Certo é que, neste momento, o crescimento do vinil é indesmentível. A sua evolução num grande espaço como a cadeia FNAC, dominante na venda de música em formato físico, é sintomática. Números adiantados ao PÚBLICO dão conta de um crescimento de 30 por cento nas vendas de 2016, relativamente ao ano anterior, e uma quadruplicação em dois anos do espaço ocupado pelo vinil nas suas lojas. Este sábado de Record Store Day, não por acaso, os Linda Martini darão um concerto gratuito nos Armazéns do Chiado, às 18h, promovido pela FNAC. A ocasião servirá para apresentar uma edição especial da banda de Casa Ocupada: um vinil colorido de 7” com Dez tostões e Era uma vez o corpo humano.

Como sempre acontece quando falamos de consumos culturais, há algo que não deve ser negligenciado: “É uma moda”, exclama João Moreira atrás do balcão da Carbono, a loja com mais de duas décadas que encontramos na Rua do Telhal. João Moreira lembra-se bem de como, nos anos 1990, lhe entravam porta dentro clientes que pretendiam desfazer-se da sua colecção de vinis para a trocarem pela novidade tecnológica que era então o CD. Dizia-lhes então o mesmo que diz hoje aos que chegam para se desfazerem das colecções de CD. “Não despache tudo que ainda se vai arrepender”. João Moreira até vê de tempos a tempos pais entrarem com os filhos na loja e de lá saírem ambos com discos debaixo do braço, como vê como a indústria "aproveita para fazer negócio com um política de reedições a preços altíssimos, com clássicos já editados e reeditados a surgirem novamente em vinis a 30 euros”, mas tem uma certeza. Para ele, depois da euforia vivida neste momento, o digital irá impor-se sobre tudo o resto e os compradores de vinil serão, no futuro, “um pequeno nicho como o dos coleccionadores de selos”.

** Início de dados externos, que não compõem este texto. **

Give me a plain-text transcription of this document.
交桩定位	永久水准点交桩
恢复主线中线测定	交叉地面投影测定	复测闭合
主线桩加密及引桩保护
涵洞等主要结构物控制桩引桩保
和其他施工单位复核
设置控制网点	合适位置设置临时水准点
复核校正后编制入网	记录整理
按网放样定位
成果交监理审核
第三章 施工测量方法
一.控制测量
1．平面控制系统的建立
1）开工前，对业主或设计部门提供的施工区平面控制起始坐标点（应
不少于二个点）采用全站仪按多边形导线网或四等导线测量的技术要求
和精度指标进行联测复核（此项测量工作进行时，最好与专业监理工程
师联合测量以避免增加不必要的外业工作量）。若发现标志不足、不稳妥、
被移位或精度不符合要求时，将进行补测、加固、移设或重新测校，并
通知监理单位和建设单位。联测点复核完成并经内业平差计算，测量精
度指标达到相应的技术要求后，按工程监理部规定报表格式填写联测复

Concordando que o factor moda é indissociável do crescimento recente das vendas de discos de vinil, os restantes interlocutores do PÚBLICO não são tão drásticos como João Moreira. Nuno Efe acredita que as plataformas de streaming democratizaram o processo de descoberta e que o entusiasmo com a descoberta conduz à compra de discos. Jorge Dias recorda que desde o final dos anos 1990 que se fala do fim da música em formato físico, sem que essa morte tenha chegado. André Santos prenuncia a coexistência de todos os formatos como o futuro mais provável, lembrando que muitas edições em vinil incluem códigos para descarregar o álbum em MP3: “Gastando aproximadamente o mesmo, fica-se com o objecto físico".

Enquanto o futuro não chega, continuemos no presente. O deste sábado é marcado pelo Record Store Day. Será assinalado, em Portugal, em duas dezenas de lojas, de Lisboa a Aveiro, do Porto a Braga. Na Flur, haverá concertos (Vaiapraia, Bruxas/Cobras, Berllioz e Zenner) e dj sets (Tsuri e Florêncio, Gonçalo Siopa) a partir das 13h.